Research by Jessica A. Kulak, PhD, a former postdoctoral fellow in UB’s Primary Care Research Institute, and Kim Strong Griswold, MD, professor of family medicine and psychiatry, suggests that shifts in illicit substance use among American youth will compel primary care physicians to monitor new products and how they are used. 
An article about medical innovations being developed in Western New York interviews Adnan Siddiqui, MD, PhD, professor of neurosurgery, about the Tigertriever, which can be manipulated while inside a blood vessel to change in size and dimensions, and Anthony D. Martinez, MD, clinical associate professor of medicine in the Division of Gastroenterology, Hepatology and Nutrition, who discussed the FibroScan machine, which uses diagnostic imaging that takes about 10 minutes and can replace a more invasive, expensive and risky liver biopsy.

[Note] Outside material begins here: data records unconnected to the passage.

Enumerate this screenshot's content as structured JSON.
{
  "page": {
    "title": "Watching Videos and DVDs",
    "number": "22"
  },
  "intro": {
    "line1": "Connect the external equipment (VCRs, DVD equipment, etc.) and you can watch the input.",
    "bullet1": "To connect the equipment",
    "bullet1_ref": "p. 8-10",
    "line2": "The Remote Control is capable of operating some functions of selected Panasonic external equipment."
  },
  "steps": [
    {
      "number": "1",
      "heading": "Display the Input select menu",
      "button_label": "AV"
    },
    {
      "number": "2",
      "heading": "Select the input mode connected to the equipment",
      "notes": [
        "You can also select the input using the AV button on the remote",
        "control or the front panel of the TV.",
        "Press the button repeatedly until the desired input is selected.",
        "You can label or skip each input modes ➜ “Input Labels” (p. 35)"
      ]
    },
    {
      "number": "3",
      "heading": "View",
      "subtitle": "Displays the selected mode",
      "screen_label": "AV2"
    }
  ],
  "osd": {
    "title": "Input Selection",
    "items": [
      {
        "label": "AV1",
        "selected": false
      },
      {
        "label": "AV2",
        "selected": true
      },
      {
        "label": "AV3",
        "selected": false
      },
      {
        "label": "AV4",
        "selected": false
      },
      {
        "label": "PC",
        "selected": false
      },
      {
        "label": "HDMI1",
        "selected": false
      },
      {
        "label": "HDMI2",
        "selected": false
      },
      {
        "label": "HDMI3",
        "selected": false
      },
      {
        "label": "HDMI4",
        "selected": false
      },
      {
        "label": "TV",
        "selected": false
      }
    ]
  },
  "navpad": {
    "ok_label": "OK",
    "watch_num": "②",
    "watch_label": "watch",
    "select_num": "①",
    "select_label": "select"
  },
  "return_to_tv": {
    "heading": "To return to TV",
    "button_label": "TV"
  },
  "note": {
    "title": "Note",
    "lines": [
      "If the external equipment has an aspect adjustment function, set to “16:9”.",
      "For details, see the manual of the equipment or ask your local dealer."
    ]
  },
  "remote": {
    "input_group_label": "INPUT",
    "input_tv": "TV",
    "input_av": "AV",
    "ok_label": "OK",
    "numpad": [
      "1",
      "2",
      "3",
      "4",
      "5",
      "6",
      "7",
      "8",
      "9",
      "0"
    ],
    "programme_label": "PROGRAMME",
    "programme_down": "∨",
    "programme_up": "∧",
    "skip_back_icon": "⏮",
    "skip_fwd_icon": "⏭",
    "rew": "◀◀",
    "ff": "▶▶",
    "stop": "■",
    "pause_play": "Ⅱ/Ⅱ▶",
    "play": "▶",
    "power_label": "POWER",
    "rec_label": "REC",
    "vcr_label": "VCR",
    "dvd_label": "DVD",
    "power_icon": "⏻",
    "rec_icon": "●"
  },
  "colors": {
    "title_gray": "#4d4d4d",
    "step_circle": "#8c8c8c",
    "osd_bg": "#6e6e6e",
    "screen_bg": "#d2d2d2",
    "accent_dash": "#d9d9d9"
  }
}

An article details an arthritis drug called Enbrel that seems to significantly cut the risk of developing Alzheimer’s disease, and the decision by the drug’s manufacturer to not develop the drug for this condition because the patent on it will soon expire and the company will not profit from pursuing it further. It reports that in 2016, Richard C. Chou, MD, PhD, associate professor of medicine in the Division of Allergy, Immunology and Rheumatology, and colleagues published an analysis that showed that of 300-odd people with rheumatoid arthritis, those on Enbrel were about a third as likely to get Alzheimer’s as those on other treatments.
Research by Jonathan F. Lovell, PhD, associate professor of biomedical engineering, shows that roasted barley performs as well as a convention contrast agent and may aid with photoacoustic computed tomography of the swallowing and gut processes, a finding that could lead to improved diagnosis of gastrointestinal tract and swallowing disorders.
Michael E. Cain, MD, vice president for health sciences and dean of the Jacobs School of Medicine and Biomedical Sciences, talks about the new Jacobs School building and its impact on medical education at UB. The combination of a technology-rich building and the medical campus location helps UB to recruit more medical school candidates, he said, adding, “We are finding that when students get our offer letters, they come here.” 
An article about how knowing what to expect after surgery can reduce patients’ need for opioids interviews Richard D. Blondell, MD, professor of family medicine and vice chairman of addiction medicine, who said that overprescribing can increase the risk of opioid misuse and addiction by patients, and also increases the chance that unused pills will be diverted – misused by other family members or stolen and given to other people. “Surgeons have an important role in helping to keep prescription opioids from being diverted to the illicit marketplace,” he said.